Esquema de lavagem de dinheiro
Os envolvidos no na fraude eram utilizados para lavagem de dinheiro de origem ilícita. Lojas de conveniências, administradoras e padarias também participavam do esquema. Mais de mil postos de combustíveis distribuídos em dez estados: São Paulo, Bahia, Goiás, Paraná, Rio Grande do Sul, Minas Gerais, Maranhão, Piauí, Rio de Janeiro e Tocantins. Na maioria dos postos, o recebimento era em dinheiro em espécie ou via maquininhas de cartão. A transição dos recursos acontecia por meio das contas bancárias em esquema de lavagem de dinheiro. Nestes postos, a movimentação financeira passou de R$ 52 milhões, com recolhimento de tributos abaixo e incompatível com as atividades. Os postos já foram autuados em mais de R$ 891 milhões pela Receita Federal. Outros 140 postos eram usados de outra forma. Mesmo não possuindo movimentação financeira entre 2020 e 2024, foram destinatários de mais de R$ 2 bilhões em notas fiscais, possivelmente adquiridos para ocultar o trânsito de valores ilícitos depositados em distribuidoras vinculadas à organização criminosa.
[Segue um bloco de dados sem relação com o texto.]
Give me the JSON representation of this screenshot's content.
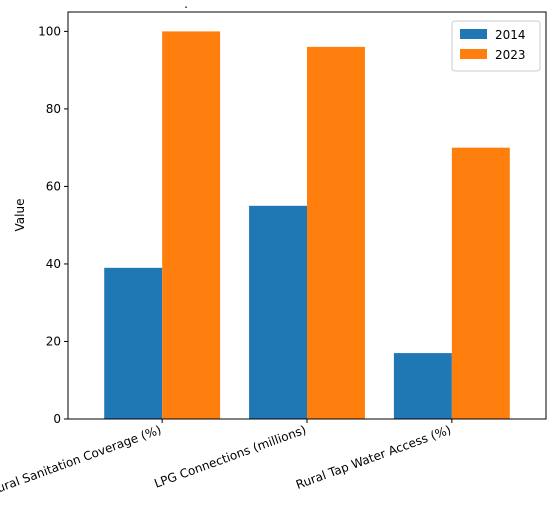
{
  "chart_data": {
    "type": "bar",
    "title": ".",
    "xlabel": "",
    "ylabel": "Value",
    "categories": [
      "Rural Sanitation Coverage (%)",
      "LPG Connections (millions)",
      "Rural Tap Water Access (%)"
    ],
    "series": [
      {
        "name": "2014",
        "values": [
          39,
          55,
          17
        ],
        "color": "#1f77b4"
      },
      {
        "name": "2023",
        "values": [
          100,
          96,
          70
        ],
        "color": "#ff7f0e"
      }
    ],
    "ylim": [
      0,
      105
    ],
    "yticks": [
      0,
      20,
      40,
      60,
      80,
      100
    ],
    "grid": false,
    "legend": "top-right"
  }
}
Como funcionava a ocultação?
A Receita Federal explicou que os valores eram inseridos no sistema por meio das fintechs, empresas que utilizam tecnologia para oferecer serviços financeiros digitais. Foi identificado que uma dessas empresas atuava como “banco paralelo” da organização criminosa, com movimentação de mais de R$ 46 bilhões entre 2020 e 2024. Essas mesmas pessoas controlavam outras instituições de pagamentos menores, usadas para a criação de uma dupla camada de ocultação. Ela recebia valores em espécie. Quase 11 mil depósitos em dinheiro foram efetuados entre 2022 e 2023, totalizando mais de R$ 61 milhões. Brechas na regulação das fintechs permitiam que o crime organizado pudesse manter os esquemas e as fraudes, sendo um poderoso núcleo financeiro da organização criminosa e invisível para ações de controle e fiscalização.
Blindagem de valores
O dinheiro de origem ilícita era reinvestido em negócios, propriedades e outros investimentos através de fundos de investimentos que recebiam recursos da fintech, dificultando sua rastreabilidade e dando a ele uma aparência de legalidade. “A Receita Federal já identificou ao menos 40 fundos de investimentos (multimercado e imobiliários), com patrimônio de R$ 30 bilhões, controlados pela organização criminosa. Em sua maioria, são fundos fechados com um único cotista, geralmente outro fundo de investimento, criando camadas de ocultação. Entre os bens adquiridos por esses fundos estão um terminal portuário, quatro usinas produtoras de álcool (mais duas usinas em parceria ou em processo de aquisição), 1.600 caminhões para transporte de combustíveis e mais de 100 imóveis, dentre os quais seis fazendas no interior do estado de São Paulo, avaliadas em R$ 31 milhões, e uma residência em Trancoso/BA, adquirida por R$ 13 milhões”, disse o órgão. Os indícios apontam que esses fundos são utilizados como um mercado de ocultação e blindagem patrimonial e sugerem que as administradoras dos fundos estavam cientes e contribuíram para o esquema, inclusive não cumprindo obrigações com a Receita Federal, de forma que sua movimentação e a de seus cotistas fossem ocultadas da fiscalização.